As described above, the techniques described herein allow less-privileged software to efficiently and quickly access IOMMU performance counter information with relatively low overhead (i.e., the cost of a hardware access rather than the cost of software-mediated access, which may require a world switch). Meanwhile, the virtual machine monitor and operating system retain control of changes to the information, thereby maintaining system isolation and protection properties. Instead of taking dozens, hundreds, or even thousands of instructions to read or change performance information, a read of performance information consistent with the techniques described herein only takes a few cycles. Accordingly, software can obtain accurate, current performance information at any rate that it determines is necessary without throttling access or sampling rates, and without deferring usage of the performance information. As a result, software can adapt quickly and efficiently to changes in system behavior. In embodiments of system 200 that allocate much control of the system to threads and user-level processes executing on the system, performance counter module 500 allows those threads and user-level processes to efficiently access performance information and respond quickly and precisely to system operational changes.
While circuits and physical structures have been generally presumed in describing embodiments of the invention, it is well recognized that in modern semiconductor design and fabrication, physical structures and circuits may be embodied in computer-readable descriptive form suitable for use in subsequent design, simulation, test or fabrication stages. Structures and functionality presented as discrete components in the exemplary configurations may be implemented as a combined structure or component. Various embodiments of the invention are contemplated to include circuits, systems of circuits, related methods, and tangible computer-readable medium having encodings thereon (e.g., VHSIC Hardware Description Language (VHDL), Verilog, GDSII data, Electronic Design Interchange Format (EDIF), and/or Gerber file) of such circuits, systems, and methods, all as described herein, and as defined in the appended claims. In addition, the computer-readable media may store instructions as well as data that can be used to implement the invention. The instructions/data may be related to hardware, software, firmware or combinations thereof.

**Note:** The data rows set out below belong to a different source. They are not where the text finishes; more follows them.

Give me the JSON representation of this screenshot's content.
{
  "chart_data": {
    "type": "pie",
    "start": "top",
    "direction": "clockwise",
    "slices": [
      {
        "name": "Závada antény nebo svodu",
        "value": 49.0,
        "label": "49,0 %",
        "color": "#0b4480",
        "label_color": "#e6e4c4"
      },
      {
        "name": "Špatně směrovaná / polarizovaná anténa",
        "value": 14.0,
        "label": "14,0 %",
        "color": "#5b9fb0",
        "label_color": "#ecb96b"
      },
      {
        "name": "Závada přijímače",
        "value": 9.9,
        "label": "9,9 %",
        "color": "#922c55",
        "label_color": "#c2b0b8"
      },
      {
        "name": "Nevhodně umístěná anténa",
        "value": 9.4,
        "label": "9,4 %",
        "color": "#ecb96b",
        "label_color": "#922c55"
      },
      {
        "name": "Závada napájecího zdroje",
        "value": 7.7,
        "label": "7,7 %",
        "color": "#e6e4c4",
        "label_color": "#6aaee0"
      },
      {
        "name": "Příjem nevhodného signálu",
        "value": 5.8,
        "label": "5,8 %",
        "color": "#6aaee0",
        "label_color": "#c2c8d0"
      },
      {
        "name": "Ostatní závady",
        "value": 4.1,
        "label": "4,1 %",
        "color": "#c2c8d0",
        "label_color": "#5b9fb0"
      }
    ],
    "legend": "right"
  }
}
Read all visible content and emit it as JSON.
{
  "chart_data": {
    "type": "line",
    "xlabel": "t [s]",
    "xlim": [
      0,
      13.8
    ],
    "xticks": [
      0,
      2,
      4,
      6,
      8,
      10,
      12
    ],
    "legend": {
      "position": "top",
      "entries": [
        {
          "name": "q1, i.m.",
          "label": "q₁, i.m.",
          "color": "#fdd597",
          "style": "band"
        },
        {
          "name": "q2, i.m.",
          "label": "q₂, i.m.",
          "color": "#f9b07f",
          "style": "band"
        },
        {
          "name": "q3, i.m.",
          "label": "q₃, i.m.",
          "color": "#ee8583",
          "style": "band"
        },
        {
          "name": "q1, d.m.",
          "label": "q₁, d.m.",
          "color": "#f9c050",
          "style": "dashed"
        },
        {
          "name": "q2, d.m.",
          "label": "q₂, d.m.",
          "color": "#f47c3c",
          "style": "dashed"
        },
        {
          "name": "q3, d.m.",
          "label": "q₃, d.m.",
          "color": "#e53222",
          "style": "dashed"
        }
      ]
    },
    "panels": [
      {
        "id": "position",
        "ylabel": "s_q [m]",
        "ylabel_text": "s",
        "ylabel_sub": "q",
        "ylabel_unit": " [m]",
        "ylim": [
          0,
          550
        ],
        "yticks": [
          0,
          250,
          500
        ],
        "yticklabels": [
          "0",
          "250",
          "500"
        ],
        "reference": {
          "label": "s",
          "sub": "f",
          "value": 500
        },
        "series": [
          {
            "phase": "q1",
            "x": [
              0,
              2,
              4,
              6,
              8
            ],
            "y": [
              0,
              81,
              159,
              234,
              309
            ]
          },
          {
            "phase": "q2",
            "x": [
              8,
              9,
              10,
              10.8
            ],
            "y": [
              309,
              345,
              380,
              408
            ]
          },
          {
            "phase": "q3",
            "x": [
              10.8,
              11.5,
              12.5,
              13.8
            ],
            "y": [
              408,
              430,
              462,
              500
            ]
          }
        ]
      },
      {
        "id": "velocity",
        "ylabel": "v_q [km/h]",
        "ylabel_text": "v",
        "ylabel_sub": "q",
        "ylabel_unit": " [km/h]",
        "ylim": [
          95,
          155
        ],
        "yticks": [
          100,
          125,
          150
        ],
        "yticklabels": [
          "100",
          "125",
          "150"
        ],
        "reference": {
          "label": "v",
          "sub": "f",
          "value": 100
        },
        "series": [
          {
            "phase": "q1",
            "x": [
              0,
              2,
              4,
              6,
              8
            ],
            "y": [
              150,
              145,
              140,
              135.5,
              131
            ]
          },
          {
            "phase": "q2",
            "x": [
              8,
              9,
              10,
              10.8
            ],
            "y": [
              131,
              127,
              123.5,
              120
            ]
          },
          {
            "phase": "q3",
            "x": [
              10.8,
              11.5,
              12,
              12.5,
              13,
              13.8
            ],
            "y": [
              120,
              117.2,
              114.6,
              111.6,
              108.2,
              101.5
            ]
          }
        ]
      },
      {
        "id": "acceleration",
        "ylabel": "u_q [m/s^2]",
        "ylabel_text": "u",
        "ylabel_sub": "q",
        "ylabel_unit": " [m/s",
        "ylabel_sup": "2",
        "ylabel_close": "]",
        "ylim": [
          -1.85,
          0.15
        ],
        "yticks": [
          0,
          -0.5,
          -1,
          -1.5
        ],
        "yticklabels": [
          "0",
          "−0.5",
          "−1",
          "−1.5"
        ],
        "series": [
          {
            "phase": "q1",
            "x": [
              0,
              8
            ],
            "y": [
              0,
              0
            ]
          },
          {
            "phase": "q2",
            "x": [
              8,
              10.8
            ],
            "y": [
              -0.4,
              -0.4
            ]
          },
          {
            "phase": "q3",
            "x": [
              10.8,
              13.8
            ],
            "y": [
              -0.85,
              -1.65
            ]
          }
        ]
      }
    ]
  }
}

Structures described herein may be implemented using software executing on a processor (which includes firmware) or by a combination of software and hardware. Software, as described herein, may be encoded in at least one tangible computer readable medium. As referred to herein, a tangible computer-readable medium includes at least a disk, tape, or other magnetic, optical, or electronic storage medium.
The description of certain embodiments of the invention set forth herein is illustrative, and is not intended to limit the scope of the invention as set forth in the following claims. For example, while the invention has been described in an embodiment in which performance counters for events of an IOMMU are managed, one of skill in the art will appreciate that the teachings herein can be utilized with performance counters associated with other control modules of a computing system, and performance counter module 500 may be located and configured accordingly. For example, techniques described herein may be applied to MMU 107, performance counters for processors 102, devices 108, memory 106/110 and/or other system modules having events to be counted. Variations and modifications of the embodiments disclosed herein, may be made based on the description set forth herein, without departing from the scope and spirit of the invention as set forth in the following claims.